The prices aren't the only things in constant motion. The Statistics Canada team is constantly changing its weighting system (what has more statistical importance: a shoe or a car?) and the basket of goods the interviewers are tracking. This month, the agency updated the basket for the first time in two years.
Crunching the numbers
All that information is crunched and at the end of the process, the CPI is released — as it was Thursday — indicating whether inflation is rising or falling.
It is an enormous, ongoing, statistical undertaking that has been going on, in some capacity, for 100 years. And yet, Evans notes, just about everyone says Statistics Canada is getting it wrong.
"I hear it from my dad. He says, 'Inflation couldn't possibly be running at two per cent.... you're doing something wrong over there."
BMO senior economist Benjamin Reitzes says: "It's a persistent problem. I get the same question,"
He explains that the price of many of the smaller things we buy on a day-to-day basis are in fact rising. But he says that's why Statistics Canada's weighting system is so important. The system is built to factor in all prices, including bigger items that may cost a bit less every year, Reitzes says.
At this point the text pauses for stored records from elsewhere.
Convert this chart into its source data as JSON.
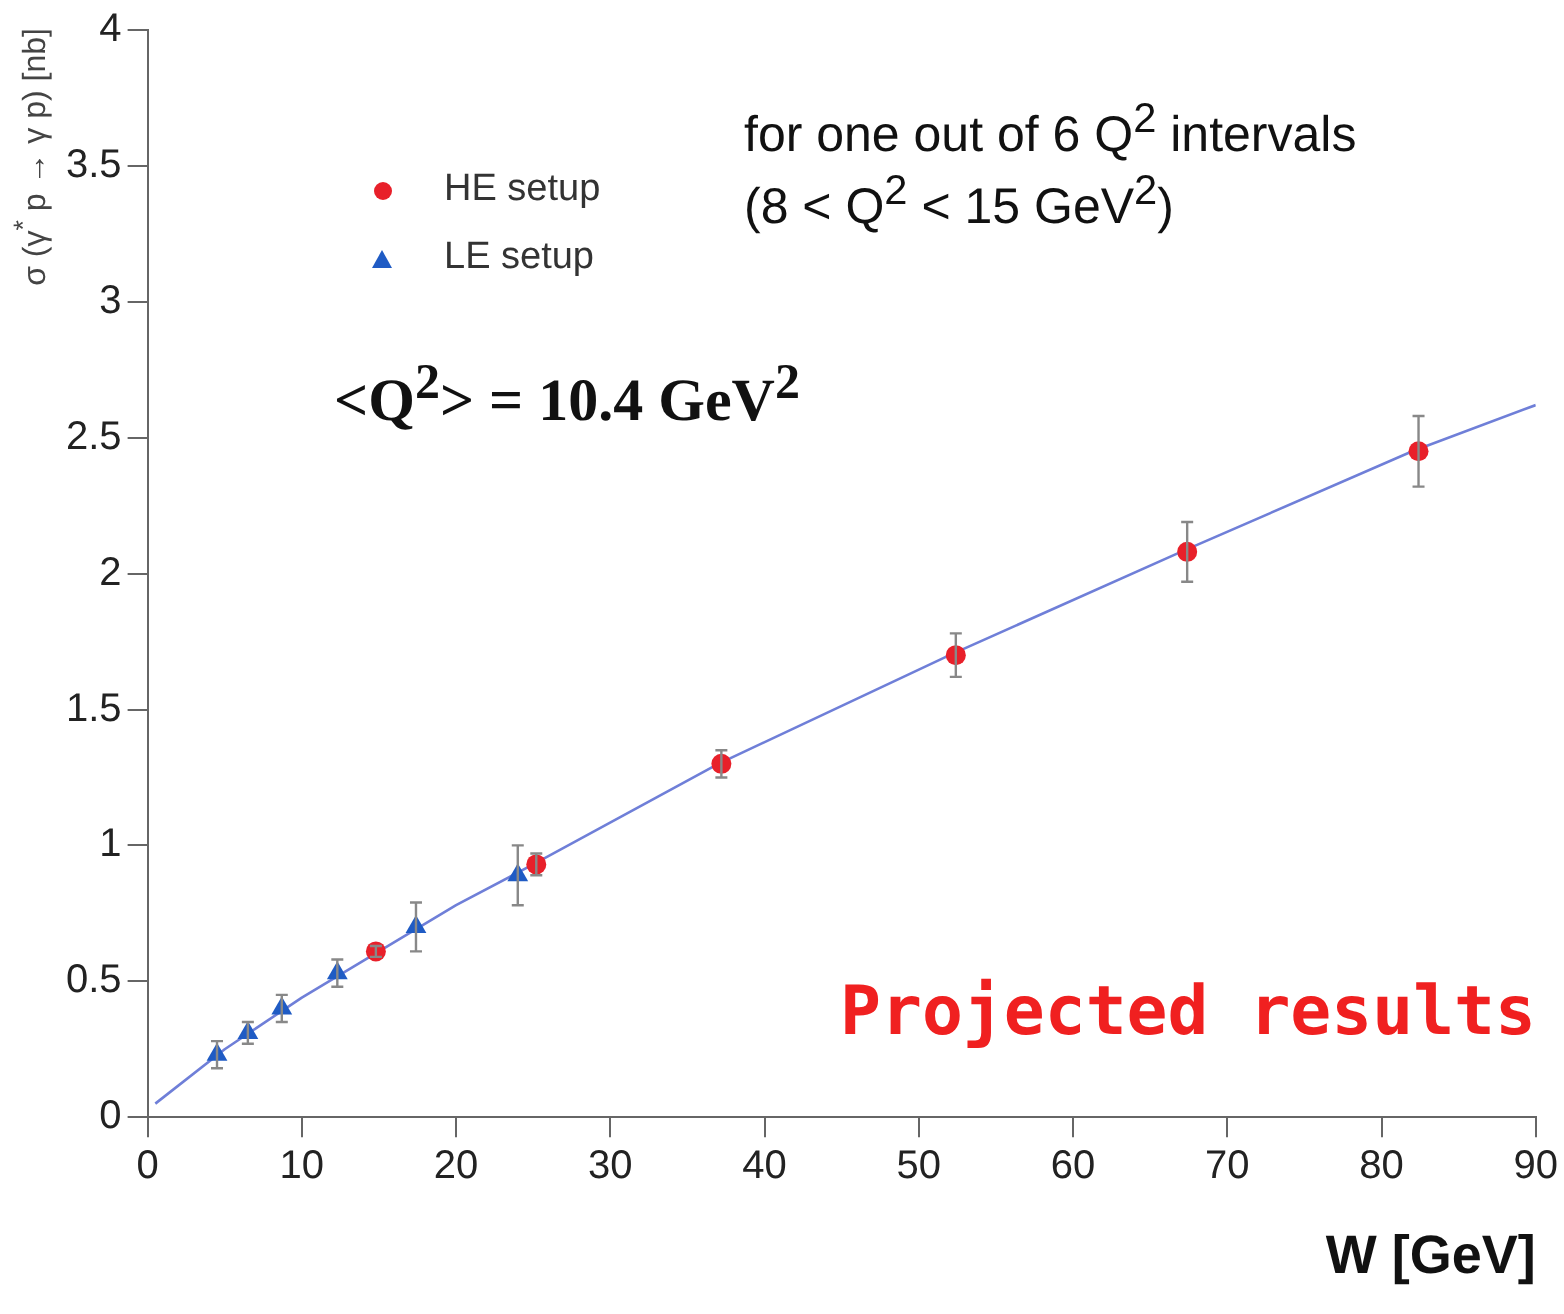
{
  "chart_data": {
    "type": "scatter",
    "xlabel": "W [GeV]",
    "ylabel": "σ (γ$^{*}$ p → γ p) [nb]",
    "annotations": [
      "for one out of 6 Q$^{2}$ intervals",
      "(8 < Q$^{2}$ < 15 GeV$^{2}$)",
      "<Q$^{2}$> = 10.4 GeV$^{2}$",
      "Projected results"
    ],
    "xlim": [
      0,
      90
    ],
    "xticks": [
      0,
      10,
      20,
      30,
      40,
      50,
      60,
      70,
      80,
      90
    ],
    "ylim": [
      0,
      4
    ],
    "yticks": [
      0,
      0.5,
      1,
      1.5,
      2,
      2.5,
      3,
      3.5,
      4
    ],
    "grid": false,
    "legend": "top left",
    "series": [
      {
        "name": "HE setup",
        "color": "#e8202a",
        "marker": "circle",
        "x": [
          14.8,
          25.2,
          37.2,
          52.4,
          67.4,
          82.4
        ],
        "values": [
          0.61,
          0.93,
          1.3,
          1.7,
          2.08,
          2.45
        ],
        "errors": [
          0.02,
          0.04,
          0.05,
          0.08,
          0.11,
          0.13
        ]
      },
      {
        "name": "LE setup",
        "color": "#1f5bc4",
        "marker": "triangle",
        "x": [
          4.5,
          6.5,
          8.7,
          12.3,
          17.4,
          24
        ],
        "values": [
          0.23,
          0.31,
          0.4,
          0.53,
          0.7,
          0.89
        ],
        "errors": [
          0.05,
          0.04,
          0.05,
          0.05,
          0.09,
          0.11
        ]
      },
      {
        "type": "line",
        "color": "#6f7fd8",
        "marker": "none",
        "line_style": "solid",
        "x": [
          0.5,
          5,
          10,
          15,
          20,
          25,
          37,
          52,
          67,
          82,
          90
        ],
        "values": [
          0.05,
          0.25,
          0.44,
          0.61,
          0.78,
          0.93,
          1.3,
          1.7,
          2.08,
          2.45,
          2.62
        ]
      }
    ]
  }
}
"You don't really buy furniture very often, you don't buy computers very often, you don't buy cars very often. So, some of the bigger items that have a big weight because you're spending a lot of money on them, even if it's not that often, if they're declining in price, that can offset a smaller but consistent increase in gasoline that you're buying on a regular basis."
We are now in an era of low inflation. The Bank of Canada has warned we may even be headed into a short period of deflation or declining prices. So, in the months ahead, the CPI will be watched more closely than ever.